There is no star on this year’s Minnesota men’s hockey team.
Not yet.
“It’s different,” coach Don Lucia said of starting a season without a clear leader. “But I think, like any team, guys are going to step up for us and come to the forefront during the season.”
Among those looking to emerge is forward Gino Guyer. The junior (11 goals, 21 assists, 32 points) is the highest-scoring returning player on a team that lost its top four sources of offense. This season, he said, he expects to see plenty of different names in the Gophers’ scoring column.
“I think this year we’re going to have great balance,” Guyer said. “We might have a lot of guys put up 20-plus points. We lost Thomas Vanek and Keith Ballard, and you can’t replace guys like that.
“But I think we have enough guys to fill the void.”
The absence of proven offense, while massive – 55 percent of last year’s goals came from players not on this year’s squad – is not this team’s only void. Captain Grant Potulny’s graduation leaves the team without a vocal presence.
“(Grant) was the guy who kind of took charge in the locker room,” said forward Ryan Potulny, Grant Potulny’s younger brother. “And we’ll miss that. This year will be more about group leadership, with a few veterans – and maybe even myself – looking to step into that role.”
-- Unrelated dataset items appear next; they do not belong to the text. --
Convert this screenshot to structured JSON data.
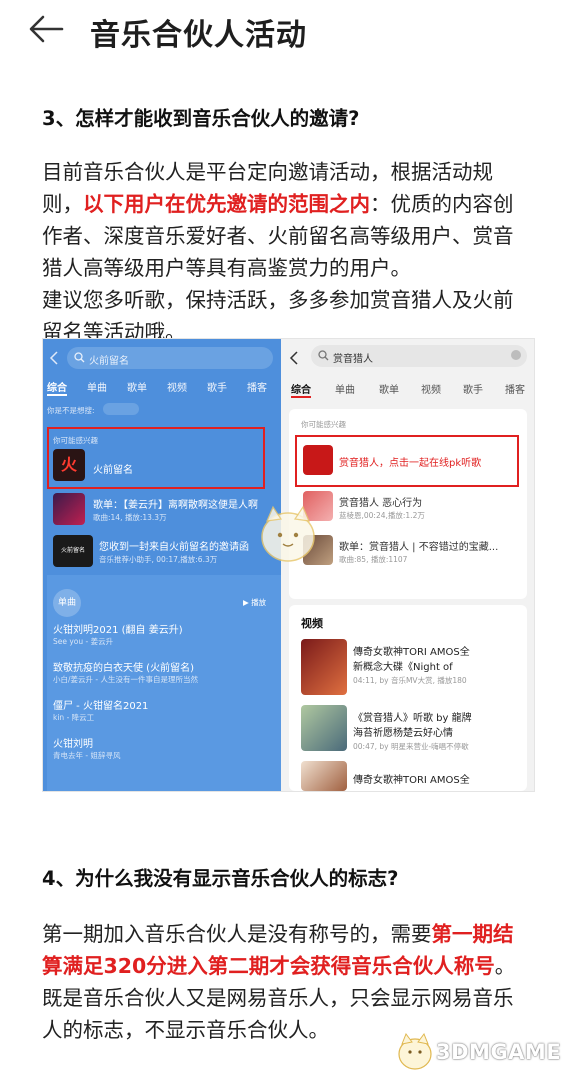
{
  "header": {
    "title": "音乐合伙人活动"
  },
  "q3": {
    "title": "3、怎样才能收到音乐合伙人的邀请?",
    "p1": "目前音乐合伙人是平台定向邀请活动，根据活动规",
    "p2_a": "则，",
    "p2_red": "以下用户在优先邀请的范围之内",
    "p2_b": "：优质的内容创",
    "p3": "作者、深度音乐爱好者、火前留名高等级用户、赏音",
    "p4": "猎人高等级用户等具有高鉴赏力的用户。",
    "p5": "建议您多听歌，保持活跃，多多参加赏音猎人及火前",
    "p6": "留名等活动哦。"
  },
  "left_app": {
    "search_text": "火前留名",
    "tabs": [
      "综合",
      "单曲",
      "歌单",
      "视频",
      "歌手",
      "播客"
    ],
    "hint": "你是不是想搜:",
    "section": "你可能感兴趣",
    "featured": "火前留名",
    "thumb_glyph": "火",
    "item1_title": "歌单：【姜云升】离啊散啊这便是人啊",
    "item1_sub": "歌曲:14, 播放:13.3万",
    "item2_title": "您收到一封来自火前留名的邀请函",
    "item2_sub": "音乐推荐小助手, 00:17,播放:6.3万",
    "thumb2_glyph": "火前留名",
    "single_label": "单曲",
    "play_label": "▶ 播放",
    "songs": [
      {
        "title": "火钳刘明2021 (翻自 姜云升)",
        "sub": "See you - 姜云升"
      },
      {
        "title": "致敬抗疫的白衣天使 (火前留名)",
        "sub": "小白/姜云升 - 人生没有一件事自是理所当然"
      },
      {
        "title": "僵尸 - 火钳留名2021",
        "sub": "kin - 降云工"
      },
      {
        "title": "火钳刘明",
        "sub": "青电去年 - 姐辞寻风"
      }
    ]
  },
  "right_app": {
    "search_text": "赏音猎人",
    "tabs": [
      "综合",
      "单曲",
      "歌单",
      "视频",
      "歌手",
      "播客"
    ],
    "section": "你可能感兴趣",
    "featured": "赏音猎人，点击一起在线pk听歌",
    "item1_title": "赏音猎人 恶心行为",
    "item1_sub": "蓝棱恩,00:24,播放:1.2万",
    "item2_title": "歌单：赏音猎人 | 不容错过的宝藏...",
    "item2_sub": "歌曲:85, 播放:1107",
    "video_header": "视频",
    "videos": [
      {
        "l1": "傳奇女歌神TORI AMOS全",
        "l2": "新概念大碟《Night of",
        "sub": "04:11, by 音乐MV大赏, 播放180"
      },
      {
        "l1": "《赏音猎人》听歌 by 龍牌",
        "l2": "海苔祈愿杨楚云好心情",
        "sub": "00:47, by 明星来营业-嗨唱不停歇"
      },
      {
        "l1": "傳奇女歌神TORI AMOS全",
        "l2": "",
        "sub": ""
      }
    ]
  },
  "q4": {
    "title": "4、为什么我没有显示音乐合伙人的标志?",
    "p1_a": "第一期加入音乐合伙人是没有称号的，需要",
    "p1_red": "第一期结",
    "p2_red": "算满足320分进入第二期才会获得音乐合伙人称号",
    "p2_b": "。",
    "p3": "既是音乐合伙人又是网易音乐人，只会显示网易音乐",
    "p4": "人的标志，不显示音乐合伙人。"
  },
  "watermark": {
    "text": "3DMGAME"
  },
  "colors": {
    "accent_red": "#e02020",
    "left_bg": "#4e8fdc",
    "right_bg": "#f2f2f2"
  }
}
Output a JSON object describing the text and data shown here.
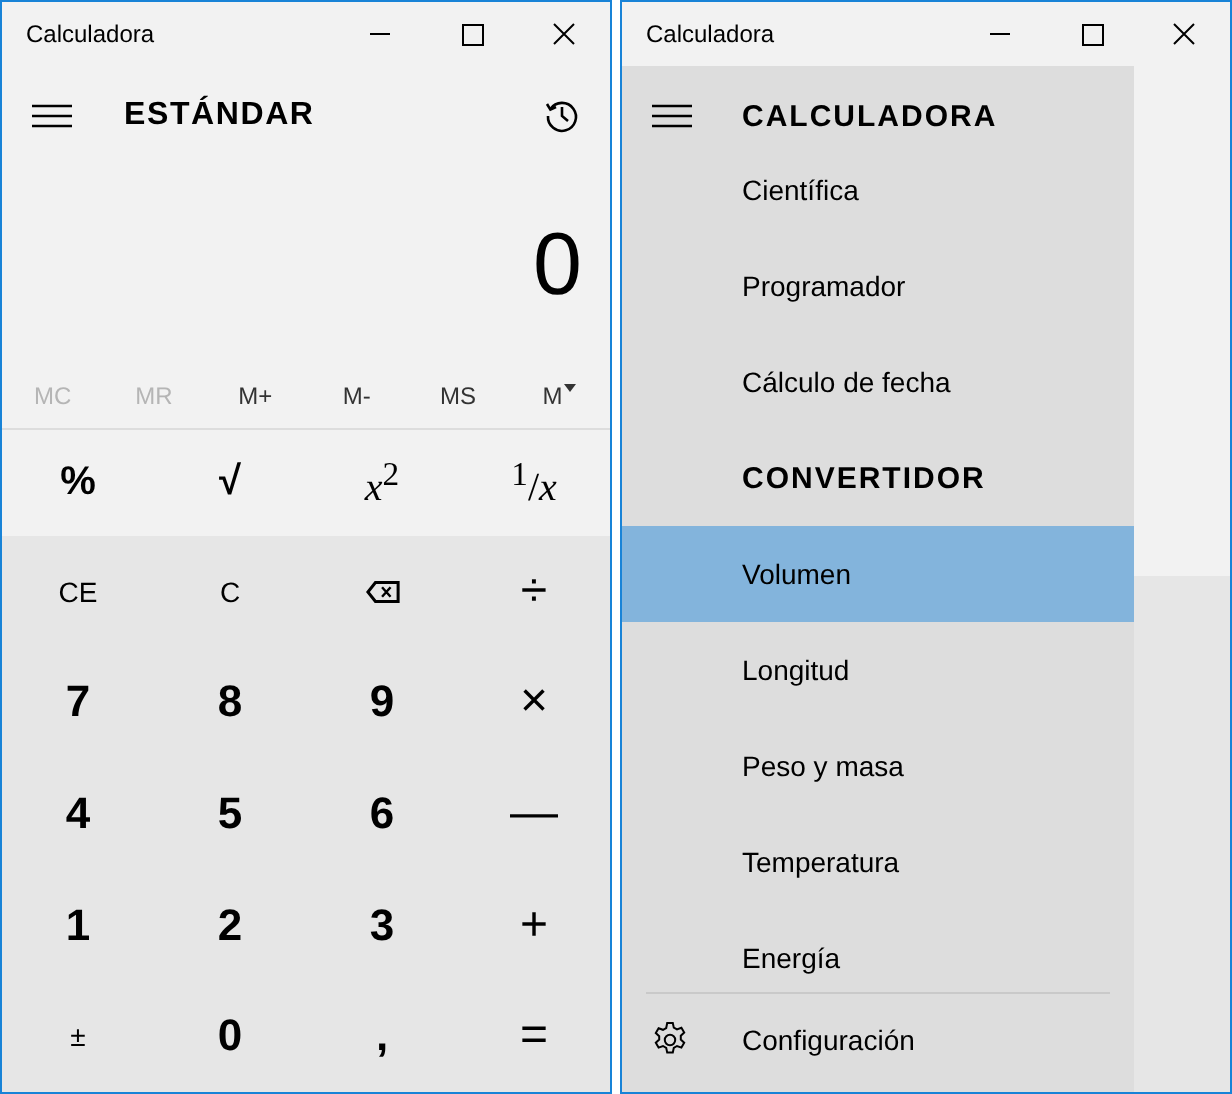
{
  "calculator": {
    "title": "Calculadora",
    "mode": "ESTÁNDAR",
    "display": "0",
    "memory": [
      {
        "label": "MC",
        "disabled": true,
        "kind": "plain"
      },
      {
        "label": "MR",
        "disabled": true,
        "kind": "plain"
      },
      {
        "label": "M+",
        "disabled": false,
        "kind": "plain"
      },
      {
        "label": "M-",
        "disabled": false,
        "kind": "plain"
      },
      {
        "label": "MS",
        "disabled": false,
        "kind": "plain"
      },
      {
        "label": "M",
        "disabled": false,
        "kind": "dropdown"
      }
    ],
    "function_keys": [
      {
        "label": "%",
        "kind": "text"
      },
      {
        "label": "√",
        "kind": "text"
      },
      {
        "label": "*x*$^{2}$",
        "kind": "math"
      },
      {
        "label": "$^{1}$/*x*",
        "kind": "math"
      }
    ],
    "keypad": [
      {
        "label": "CE",
        "kind": "small"
      },
      {
        "label": "C",
        "kind": "small"
      },
      {
        "kind": "backspace"
      },
      {
        "label": "÷",
        "kind": "op"
      },
      {
        "label": "7",
        "kind": "digit"
      },
      {
        "label": "8",
        "kind": "digit"
      },
      {
        "label": "9",
        "kind": "digit"
      },
      {
        "label": "×",
        "kind": "op"
      },
      {
        "label": "4",
        "kind": "digit"
      },
      {
        "label": "5",
        "kind": "digit"
      },
      {
        "label": "6",
        "kind": "digit"
      },
      {
        "label": "—",
        "kind": "op"
      },
      {
        "label": "1",
        "kind": "digit"
      },
      {
        "label": "2",
        "kind": "digit"
      },
      {
        "label": "3",
        "kind": "digit"
      },
      {
        "label": "+",
        "kind": "op"
      },
      {
        "label": "±",
        "kind": "small"
      },
      {
        "label": "0",
        "kind": "digit"
      },
      {
        "label": ",",
        "kind": "digit"
      },
      {
        "label": "=",
        "kind": "op"
      }
    ]
  },
  "navigation": {
    "title": "Calculadora",
    "sections": [
      {
        "heading": "CALCULADORA",
        "items": [
          {
            "label": "Científica",
            "selected": false
          },
          {
            "label": "Programador",
            "selected": false
          },
          {
            "label": "Cálculo de fecha",
            "selected": false
          }
        ]
      },
      {
        "heading": "CONVERTIDOR",
        "items": [
          {
            "label": "Volumen",
            "selected": true
          },
          {
            "label": "Longitud",
            "selected": false
          },
          {
            "label": "Peso y masa",
            "selected": false
          },
          {
            "label": "Temperatura",
            "selected": false
          },
          {
            "label": "Energía",
            "selected": false
          }
        ]
      }
    ],
    "settings": "Configuración"
  }
}
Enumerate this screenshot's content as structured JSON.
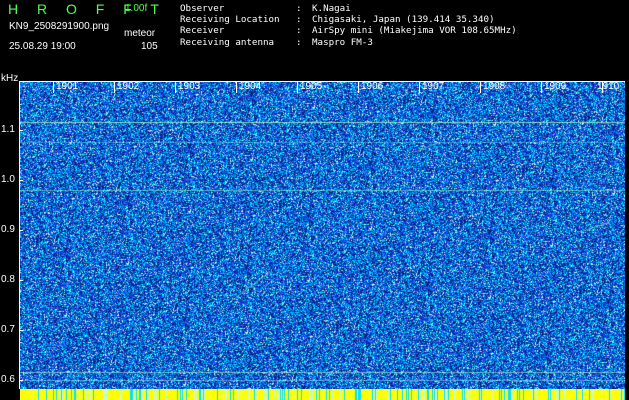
{
  "header": {
    "app_title": "H R O F F T",
    "version": "1.00f",
    "filename": "KN9_2508291900.png",
    "datetime": "25.08.29 19:00",
    "mode": "meteor",
    "count": "105"
  },
  "info": [
    {
      "label": "Observer",
      "colon": ":",
      "value": "K.Nagai"
    },
    {
      "label": "Receiving Location",
      "colon": ":",
      "value": "Chigasaki, Japan (139.414 35.340)"
    },
    {
      "label": "Receiver",
      "colon": ":",
      "value": "AirSpy mini (Miakejima VOR 108.65MHz)"
    },
    {
      "label": "Receiving antenna",
      "colon": ":",
      "value": "Maspro FM-3"
    }
  ],
  "axis": {
    "y_unit": "kHz",
    "y_ticks": [
      "1.1",
      "1.0",
      "0.9",
      "0.8",
      "0.7",
      "0.6"
    ],
    "x_ticks": [
      "1901",
      "1902",
      "1903",
      "1904",
      "1905",
      "1906",
      "1907",
      "1908",
      "1909",
      "1910"
    ]
  },
  "colors": {
    "title_green": "#4cff4c",
    "background": "#000000",
    "spectrogram_base": "#0a2a8c",
    "noise_cyan": "#00d8ff",
    "noise_blue": "#1e50ff",
    "noise_white": "#ffffff",
    "strip_yellow": "#ffff00"
  }
}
Perhaps no player will rely more on his teammates to learn quickly than goalie Kellen Briggs. Last year, Briggs set a Minnesota freshman record with 25 wins and held opponents to a 2.62 goals-against average. The Gophers will be without three defensemen who played more than 35 games last year, one of whom is Ballard (who signed with the NHL’s Phoenix Coyotes).
Briggs said he isn’t worried.
“I think we have a lot of (defensemen) on this team who’ve been waiting for their chance,” Briggs said. “And I’m completely comfortable with having them. If you can’t be comfortable with the guys playing in front of you, you’re not going to win a lot of games.”
An obvious bright spot for this season’s squad is its freshmen. Veteran players have raved about this year’s incoming class, which makes up 10 of the squad’s 26 roster spots.
“I’ve been so surprised by the speed of our practices,” Ryan Potulny said. “(The freshmen) are ready to play at this level, and they’ve all got fresh legs, which is always a good thing to have.”
If one freshman stands out, it is forward Kris Chucko. Chucko was drafted 24th overall by the Calgary Flames in the 2004 NHL Entry Draft after scoring 87 points – and earning 161 penalty minutes – last year in the British Columbia Hockey League.
“(Toughness) is one of the things that drew us to Kris,” Lucia said. “He’s big, and strong, and wants to get to the front of the net. And he’s going to knock a guy on his rear end from time to time.”
Lucia, whose offseason consists of approximately a dozen summer days in a secluded cabin, said he doesn’t give too much weight to preseason polls and speculation.
“I don’t get caught up in thinking about the whole season before it starts,” Lucia said. “You just kind of live in the moment and don’t look very far ahead. And when you take the season week by week, it just flies by.”